Metal kaşık kullanırsak yağ metale yapışır ve ayrıştırmakta zorlanırız. Katı öbekleri kaşıkla alıp soğuk bir kaba koyabileceğimiz gibi, yayığın içinde de kardan adamın kartopunu yapar gibi küçük kaşık hareketleri ile bir araya getirip toplayabiliriz. Yayığın içinde topladığımız tereyağı, dibe batmaz.

25 litre sütten yaptığımız yoğurdumuzdan kesin olarak 1 kilo tereyağı alırız.
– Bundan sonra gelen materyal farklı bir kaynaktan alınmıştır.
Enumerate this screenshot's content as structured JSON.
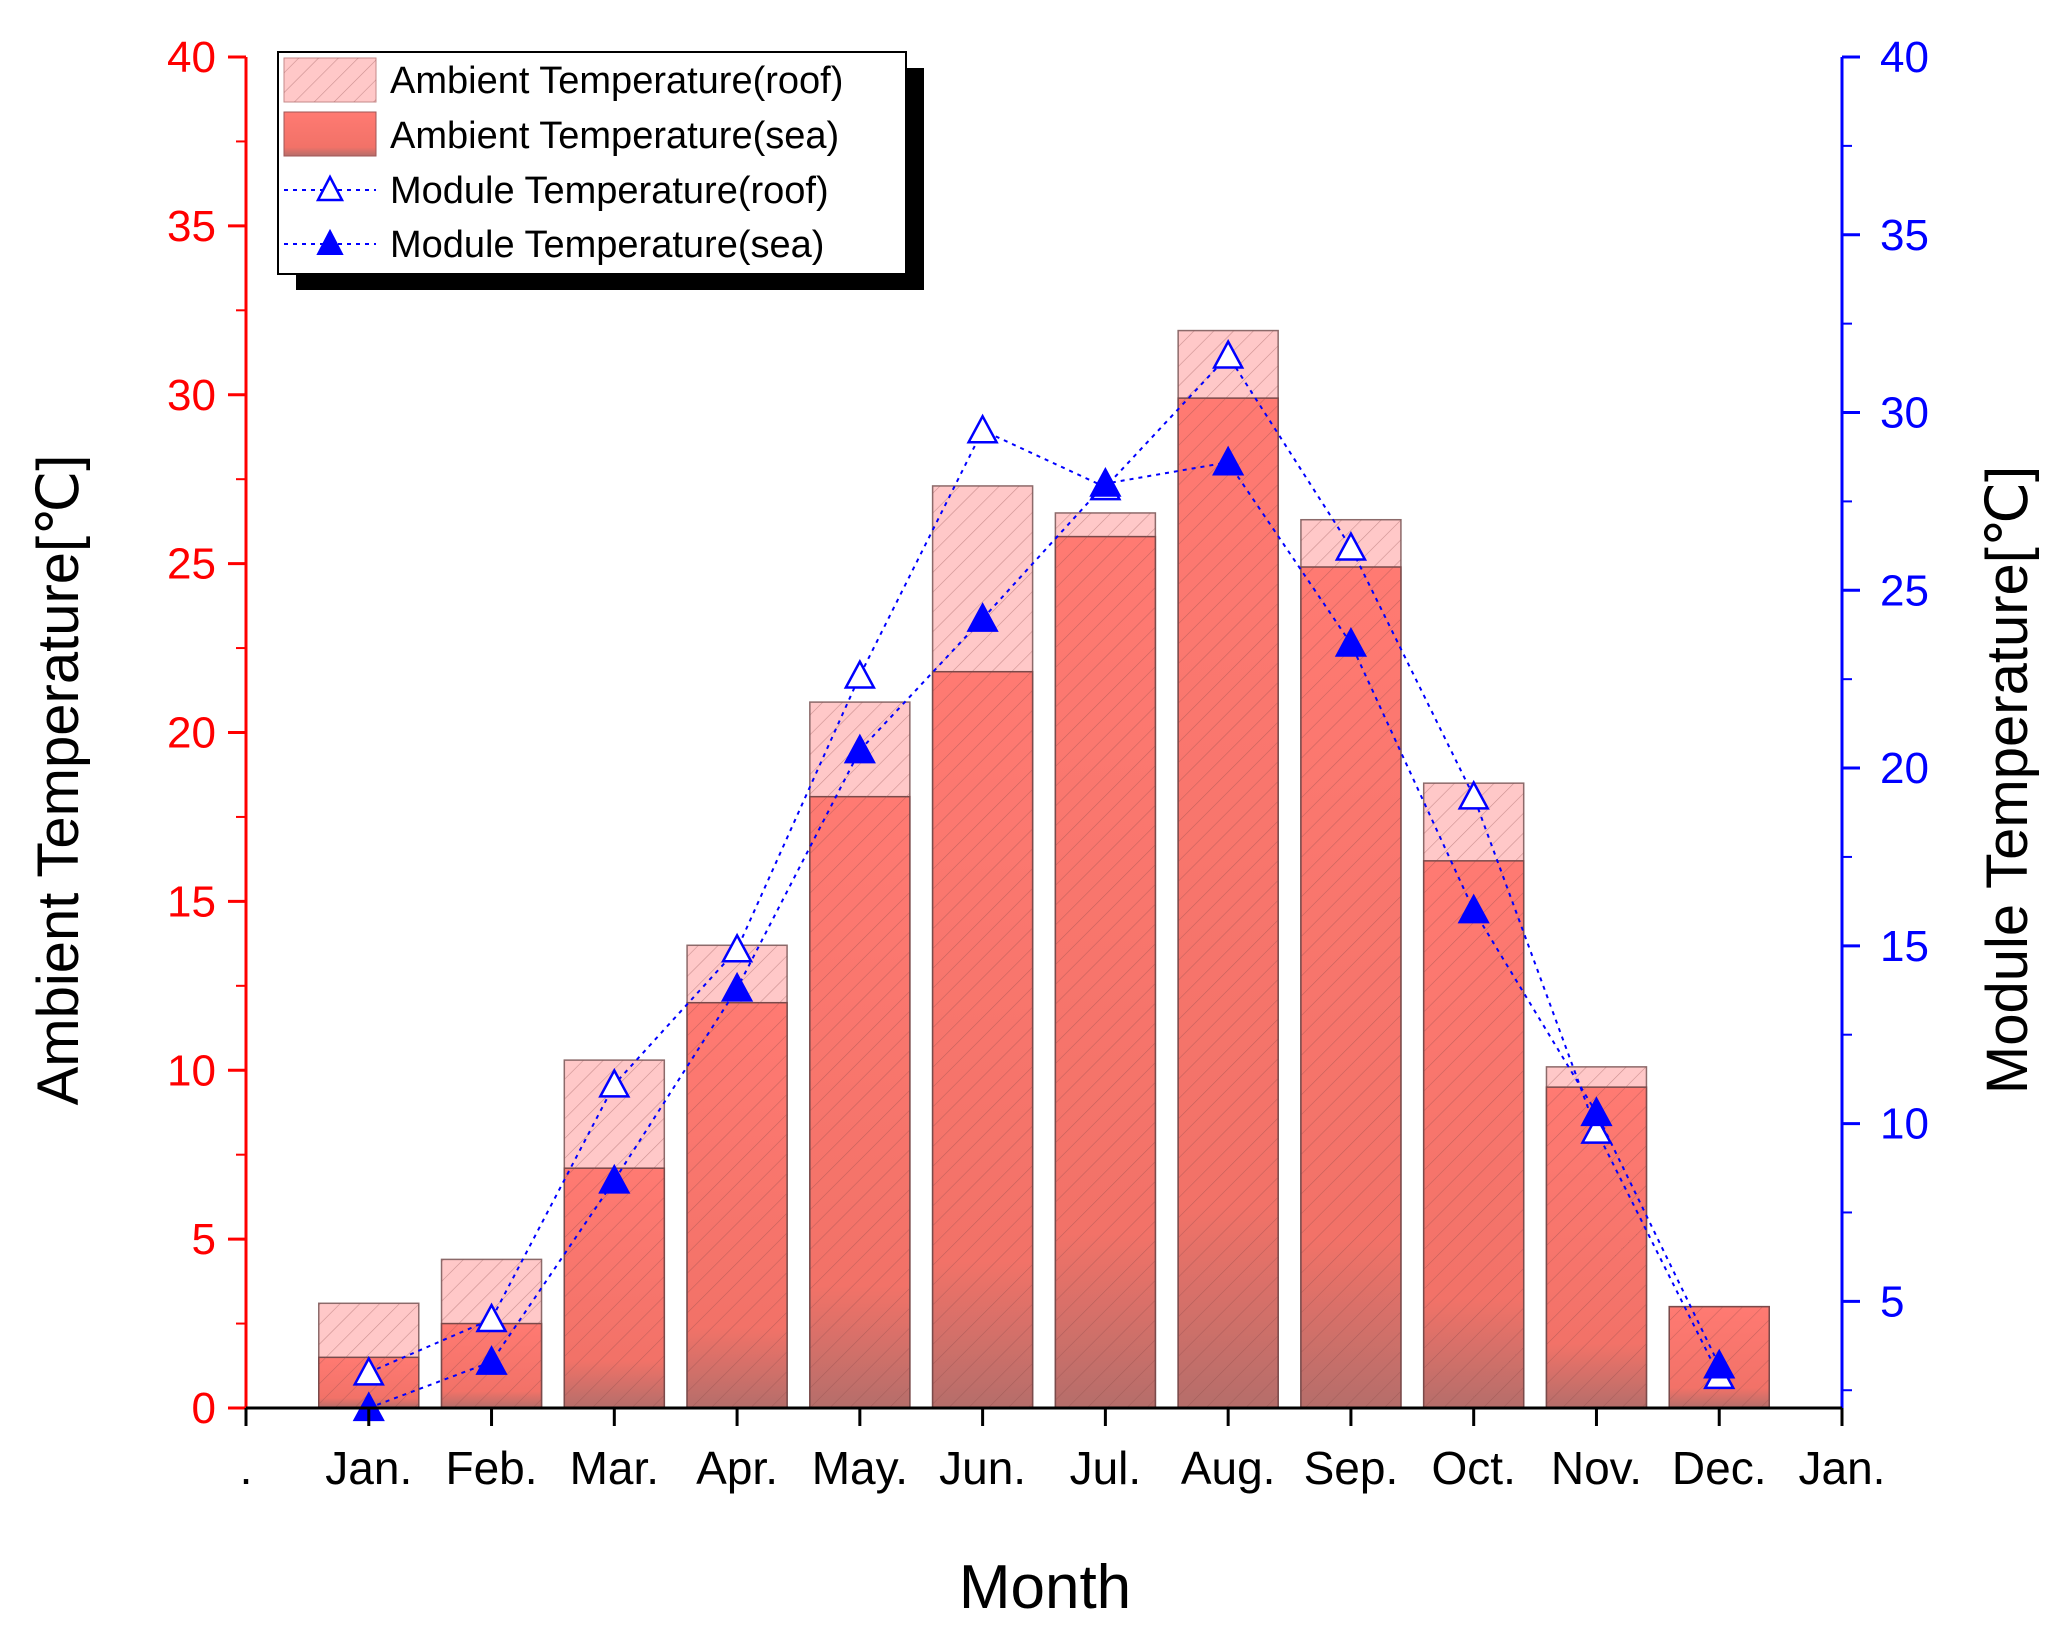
{
  "chart_data": {
    "type": "bar",
    "xlabel": "Month",
    "ylabel_left": "Ambient Temperature[℃]",
    "ylabel_right": "Module Temperature[℃]",
    "x_tick_labels": [
      ".",
      "Jan.",
      "Feb.",
      "Mar.",
      "Apr.",
      "May.",
      "Jun.",
      "Jul.",
      "Aug.",
      "Sep.",
      "Oct.",
      "Nov.",
      "Dec.",
      "Jan."
    ],
    "categories": [
      "Jan.",
      "Feb.",
      "Mar.",
      "Apr.",
      "May.",
      "Jun.",
      "Jul.",
      "Aug.",
      "Sep.",
      "Oct.",
      "Nov.",
      "Dec."
    ],
    "ylim_left": [
      0,
      40
    ],
    "yticks_left": [
      0,
      5,
      10,
      15,
      20,
      25,
      30,
      35,
      40
    ],
    "ylim_right": [
      2,
      40
    ],
    "yticks_right": [
      5,
      10,
      15,
      20,
      25,
      30,
      35,
      40
    ],
    "colors": {
      "left_axis": "#ff0000",
      "right_axis": "#0000ff",
      "roof_bar": "#ffc8c8",
      "sea_bar": "#ff7a72",
      "line": "#0000ff"
    },
    "series": [
      {
        "name": "Ambient Temperature(roof)",
        "kind": "bar",
        "axis": "left",
        "values": [
          3.1,
          4.4,
          10.3,
          13.7,
          20.9,
          27.3,
          26.5,
          31.9,
          26.3,
          18.5,
          10.1,
          3.0
        ]
      },
      {
        "name": "Ambient Temperature(sea)",
        "kind": "bar",
        "axis": "left",
        "values": [
          1.5,
          2.5,
          7.1,
          12.0,
          18.1,
          21.8,
          25.8,
          29.9,
          24.9,
          16.2,
          9.5,
          3.0
        ]
      },
      {
        "name": "Module Temperature(roof)",
        "kind": "line",
        "axis": "right",
        "marker": "open-triangle",
        "values": [
          3.0,
          4.5,
          11.1,
          14.9,
          22.6,
          29.5,
          27.9,
          31.6,
          26.2,
          19.2,
          9.8,
          2.9
        ]
      },
      {
        "name": "Module Temperature(sea)",
        "kind": "line",
        "axis": "right",
        "marker": "filled-triangle",
        "values": [
          2.0,
          3.3,
          8.4,
          13.8,
          20.5,
          24.2,
          28.0,
          28.6,
          23.5,
          16.0,
          10.3,
          3.2
        ]
      }
    ],
    "legend_position": "top-left"
  }
}
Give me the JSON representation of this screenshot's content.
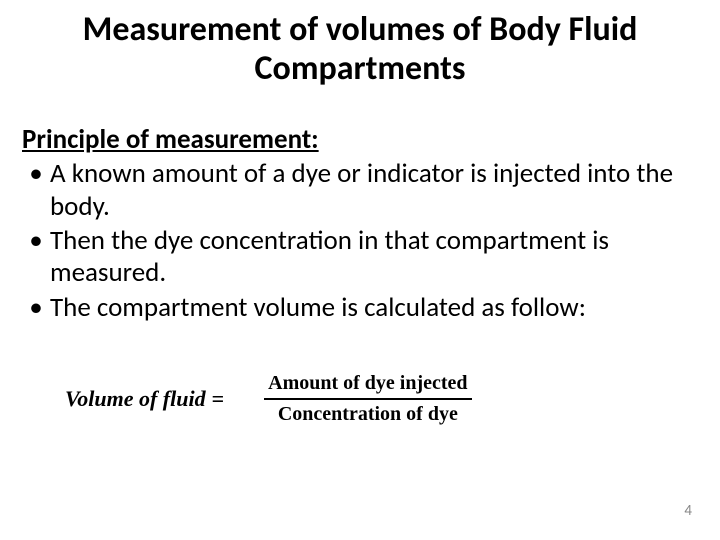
{
  "title": {
    "text": "Measurement of volumes of Body Fluid Compartments",
    "fontsize": 34
  },
  "subheading": {
    "text": "Principle of measurement:",
    "fontsize": 27
  },
  "bullets": [
    "A known amount of a dye or indicator is injected into the body.",
    "Then the dye concentration in that compartment is measured.",
    "The compartment volume is calculated as follow:"
  ],
  "body_fontsize": 27,
  "formula": {
    "lhs": "Volume of fluid",
    "equals": "=",
    "numerator": "Amount of dye injected",
    "denominator": "Concentration of dye",
    "lhs_fontsize": 22,
    "fraction_fontsize": 20
  },
  "page_number": "4",
  "page_number_fontsize": 15,
  "colors": {
    "text": "#000000",
    "background": "#ffffff",
    "page_number": "#888888"
  }
}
Tecrübeyle sabittir. Sütün kaymak yapısına göre bu miktar artar. Şayet tereyağımız 1 kilodan az çıkmışsa, bir yerlerde yağımızın bir kısmını eritmişiz, demektir. Bir süre beklemiş çiğ sütün üstünde kaymak tabakası oluşur. O tabaka alınmışsa da tereyağı az çıkar. Bunu yapmıyoruz.

Soğuk kaba aldığımız tereyağımızı çok soğuk su ile yoğurmaya başlarız. Bunu el ile de yapabiliriz, tahta kaşık ile de yoğurabiliriz. Yıkama ve yoğurma işleminin amacı, yağdaki ayran ekşiliğini gidermektir. 4-5 kez yıkayıp yoğurduktan sonra tereyağımız ekmeğe sürme aşamasına gelmiş demektir.

Tereyağının tam tadını almak isteyen, onu sade olarak ekmeğe sürmeli, hiçbir şey ile karıştırmadan tadına bakmalıdır.

Yoğurttan yapılan tereyağındaki serinlik, başka yöntemlerle yapılan tereyağında kesinlikle olmaz. O serinliğin damakta bıraktığı tada da doyum olmaz.

Yayığımızda ayranımız kaldı. Sepserin ve hafif ekşi olan ayrandan bir bardak içmeyi ihmal etmiyoruz. Kalanını ayran olarak tüketmiyoruz, elbet.

Haftaya, ayranımızdan ne yaptığımızı yazalım, inşallah.

Şunları diyerek bitirelim:

İnsanın elinin emeğinin ilk emaresi terdir. Çalışırken ter akıtan insanın eli kararsa da yüzü ağarır. Zenginliğin, itibar kriteri olduğu toplumumuzda, kiri ter olan insanlara ne çok ihtiyacımız var!